Abuse in relationships is not the sole preserve of men and it is a mistake to pretend that abuse from women towards blokes does not happen. Abuse, and the desire to end it, is one of the common reasons for getting divorced..
It is often assumed, incorrectly, that only women suffer violence at the hands of men. This could not be further from the truth. Figures about domestic violence vary depending on source, but Home Office statistics currently state that one in four women and one in six men will be a victim of violence in the home during their lifetime and that one incident will be reported to the police, on average, every minute.
Domestic violence accounts for sixteen per cent of all violent crime in the UK and these figures only reflect reported incidents as many more go unreported.

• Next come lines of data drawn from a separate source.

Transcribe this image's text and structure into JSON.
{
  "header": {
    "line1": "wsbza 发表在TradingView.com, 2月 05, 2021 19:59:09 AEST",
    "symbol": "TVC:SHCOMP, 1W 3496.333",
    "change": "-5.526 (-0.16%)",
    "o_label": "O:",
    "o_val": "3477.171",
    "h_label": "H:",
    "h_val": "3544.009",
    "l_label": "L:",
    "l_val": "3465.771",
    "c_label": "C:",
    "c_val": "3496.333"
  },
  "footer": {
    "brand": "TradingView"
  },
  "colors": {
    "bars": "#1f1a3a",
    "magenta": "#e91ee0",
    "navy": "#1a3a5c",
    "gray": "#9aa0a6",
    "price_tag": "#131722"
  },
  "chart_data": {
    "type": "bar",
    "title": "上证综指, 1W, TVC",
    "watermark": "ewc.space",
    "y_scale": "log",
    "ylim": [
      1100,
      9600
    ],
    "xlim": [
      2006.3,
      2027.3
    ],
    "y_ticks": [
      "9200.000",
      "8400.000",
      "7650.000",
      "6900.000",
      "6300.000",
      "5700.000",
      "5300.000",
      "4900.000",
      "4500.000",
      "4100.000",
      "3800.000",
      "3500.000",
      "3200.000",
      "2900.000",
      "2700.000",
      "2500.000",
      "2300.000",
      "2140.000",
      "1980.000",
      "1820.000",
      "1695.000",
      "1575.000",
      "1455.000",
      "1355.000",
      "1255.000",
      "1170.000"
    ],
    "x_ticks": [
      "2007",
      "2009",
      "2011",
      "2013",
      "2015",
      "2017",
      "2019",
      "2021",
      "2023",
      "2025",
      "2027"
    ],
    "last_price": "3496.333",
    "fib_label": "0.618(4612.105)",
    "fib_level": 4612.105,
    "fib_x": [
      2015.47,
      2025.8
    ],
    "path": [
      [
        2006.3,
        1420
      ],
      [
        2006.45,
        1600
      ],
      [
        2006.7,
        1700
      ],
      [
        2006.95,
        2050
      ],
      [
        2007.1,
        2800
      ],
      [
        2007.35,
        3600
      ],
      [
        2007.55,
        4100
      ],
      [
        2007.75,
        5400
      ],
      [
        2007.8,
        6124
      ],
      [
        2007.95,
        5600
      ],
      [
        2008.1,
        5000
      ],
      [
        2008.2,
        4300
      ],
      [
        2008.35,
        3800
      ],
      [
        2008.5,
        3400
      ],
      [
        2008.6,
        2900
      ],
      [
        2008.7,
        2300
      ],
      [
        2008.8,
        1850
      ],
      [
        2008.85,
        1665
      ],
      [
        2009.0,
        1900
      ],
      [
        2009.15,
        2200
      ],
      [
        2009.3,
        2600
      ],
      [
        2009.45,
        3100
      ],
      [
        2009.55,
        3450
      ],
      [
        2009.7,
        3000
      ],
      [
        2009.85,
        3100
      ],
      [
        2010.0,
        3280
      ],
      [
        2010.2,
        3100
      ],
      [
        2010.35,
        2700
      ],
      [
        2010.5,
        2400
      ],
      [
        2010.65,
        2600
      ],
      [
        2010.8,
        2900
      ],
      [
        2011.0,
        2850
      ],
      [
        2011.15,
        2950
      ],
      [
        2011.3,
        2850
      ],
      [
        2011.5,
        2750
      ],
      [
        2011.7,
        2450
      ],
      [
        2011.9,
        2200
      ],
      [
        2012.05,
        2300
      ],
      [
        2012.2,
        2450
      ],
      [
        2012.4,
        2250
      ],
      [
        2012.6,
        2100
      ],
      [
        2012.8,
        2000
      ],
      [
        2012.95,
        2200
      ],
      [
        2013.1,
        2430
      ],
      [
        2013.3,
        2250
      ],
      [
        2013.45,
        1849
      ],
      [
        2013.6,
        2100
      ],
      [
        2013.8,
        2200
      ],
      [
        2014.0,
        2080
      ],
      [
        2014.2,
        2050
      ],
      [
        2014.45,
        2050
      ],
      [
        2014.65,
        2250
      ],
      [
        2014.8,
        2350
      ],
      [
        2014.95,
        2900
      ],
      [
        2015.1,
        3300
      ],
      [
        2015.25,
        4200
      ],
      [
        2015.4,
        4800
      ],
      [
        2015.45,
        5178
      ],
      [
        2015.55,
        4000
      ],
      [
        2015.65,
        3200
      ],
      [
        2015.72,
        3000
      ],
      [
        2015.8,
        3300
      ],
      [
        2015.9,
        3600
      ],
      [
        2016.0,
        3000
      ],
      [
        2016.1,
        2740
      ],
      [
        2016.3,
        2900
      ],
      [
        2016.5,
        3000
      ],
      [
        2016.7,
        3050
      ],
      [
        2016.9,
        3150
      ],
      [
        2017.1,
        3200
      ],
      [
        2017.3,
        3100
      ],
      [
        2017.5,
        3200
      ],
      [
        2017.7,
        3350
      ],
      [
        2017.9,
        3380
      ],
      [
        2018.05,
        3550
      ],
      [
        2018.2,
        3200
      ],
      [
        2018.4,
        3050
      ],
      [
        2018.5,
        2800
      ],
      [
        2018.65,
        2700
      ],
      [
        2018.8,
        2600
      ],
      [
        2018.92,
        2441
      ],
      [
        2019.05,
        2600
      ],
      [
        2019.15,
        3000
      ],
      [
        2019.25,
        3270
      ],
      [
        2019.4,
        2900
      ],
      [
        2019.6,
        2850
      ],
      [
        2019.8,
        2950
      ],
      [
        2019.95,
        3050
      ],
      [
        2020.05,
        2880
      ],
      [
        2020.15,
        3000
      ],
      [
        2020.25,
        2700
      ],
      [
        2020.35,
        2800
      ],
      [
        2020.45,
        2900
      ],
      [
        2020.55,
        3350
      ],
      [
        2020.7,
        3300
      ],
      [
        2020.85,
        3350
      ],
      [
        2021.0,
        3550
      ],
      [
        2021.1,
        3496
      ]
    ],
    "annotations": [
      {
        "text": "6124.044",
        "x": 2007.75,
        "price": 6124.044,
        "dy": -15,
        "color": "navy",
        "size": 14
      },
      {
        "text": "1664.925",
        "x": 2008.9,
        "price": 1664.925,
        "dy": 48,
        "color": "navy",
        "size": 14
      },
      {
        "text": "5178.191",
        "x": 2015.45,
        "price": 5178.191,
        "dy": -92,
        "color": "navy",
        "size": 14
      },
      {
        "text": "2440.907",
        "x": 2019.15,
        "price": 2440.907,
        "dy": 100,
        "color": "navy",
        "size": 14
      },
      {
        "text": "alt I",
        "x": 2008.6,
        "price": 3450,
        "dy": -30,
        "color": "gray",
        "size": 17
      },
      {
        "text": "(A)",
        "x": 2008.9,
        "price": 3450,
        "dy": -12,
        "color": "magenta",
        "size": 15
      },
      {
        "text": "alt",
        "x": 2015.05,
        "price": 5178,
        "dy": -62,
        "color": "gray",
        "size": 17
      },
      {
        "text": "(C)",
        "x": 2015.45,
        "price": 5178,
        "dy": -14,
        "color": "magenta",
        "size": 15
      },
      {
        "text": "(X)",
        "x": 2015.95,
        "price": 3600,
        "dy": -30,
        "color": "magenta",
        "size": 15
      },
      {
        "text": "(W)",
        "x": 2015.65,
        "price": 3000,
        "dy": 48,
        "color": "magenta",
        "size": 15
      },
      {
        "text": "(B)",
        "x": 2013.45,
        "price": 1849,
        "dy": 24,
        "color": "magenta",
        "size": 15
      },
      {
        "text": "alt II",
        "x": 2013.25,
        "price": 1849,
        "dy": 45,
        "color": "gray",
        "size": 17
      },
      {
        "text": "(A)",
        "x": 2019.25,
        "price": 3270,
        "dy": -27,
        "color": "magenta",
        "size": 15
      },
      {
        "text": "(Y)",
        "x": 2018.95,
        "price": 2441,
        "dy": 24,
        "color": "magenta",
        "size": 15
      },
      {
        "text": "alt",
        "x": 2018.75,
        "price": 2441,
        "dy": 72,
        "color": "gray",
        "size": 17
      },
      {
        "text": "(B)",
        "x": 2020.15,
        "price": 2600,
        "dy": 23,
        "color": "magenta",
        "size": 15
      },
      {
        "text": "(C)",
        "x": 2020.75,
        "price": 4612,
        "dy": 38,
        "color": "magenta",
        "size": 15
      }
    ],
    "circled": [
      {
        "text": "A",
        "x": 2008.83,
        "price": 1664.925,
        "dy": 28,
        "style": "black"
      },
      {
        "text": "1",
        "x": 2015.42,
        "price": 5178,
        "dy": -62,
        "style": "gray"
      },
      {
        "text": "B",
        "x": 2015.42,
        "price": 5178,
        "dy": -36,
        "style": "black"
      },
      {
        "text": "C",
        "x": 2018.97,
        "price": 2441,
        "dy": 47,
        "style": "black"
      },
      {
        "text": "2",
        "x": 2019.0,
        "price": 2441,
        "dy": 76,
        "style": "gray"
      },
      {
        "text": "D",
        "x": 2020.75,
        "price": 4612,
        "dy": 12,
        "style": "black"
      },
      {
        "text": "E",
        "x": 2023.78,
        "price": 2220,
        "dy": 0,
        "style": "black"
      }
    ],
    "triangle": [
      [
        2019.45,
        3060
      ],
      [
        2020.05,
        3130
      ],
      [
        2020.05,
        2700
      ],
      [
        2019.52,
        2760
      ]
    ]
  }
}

For a large number of people on the receiving end of violence in the home it is a shameful matter to be concealed from others, and men are probably less likely to report that they are being attacked by their wife or girlfriend than women are to report an assault by a man.
Nobody should live in fear of assault from someone close to them and needs to report it to the police at the first possible opportunity. There are a number of organisations who can offer advice and support after divorce - or, indeed, before it - on these matters.
Women's Aid was set up thirty years ago to help women and children suffering from violence in the home. They provide help and information and run a twenty four hour telephone helpline.
Mankind gives assistance and practical help through a helpline and in extreme cases can make referrals to refuges in the South West, South East, West Midlands and Wales. Set up to give men suffering at the hands of wives and girlfriends and those in homosexual relationships,
Respect is a membership association for domestic violence perpetrator programmes and associated services in the UK. Since November 2006 Respect, in conjunction with the Men's Advice Line (MALE), has overseen the management and development of the Men's Advice Line for male victims of violence in the home.
Respect also run a phoneline for perpetrators of domestic violence and have an e-mail and text messaging service.
The NSPCC is one of the best known agencies campaigning to end cruelty to young people in the UK. They have joined up with Childline to ensure that the free telephone service available since 1986 continues to operate. The NSPCC is at the forefront when it comes to helping children in danger from abuse of any kind.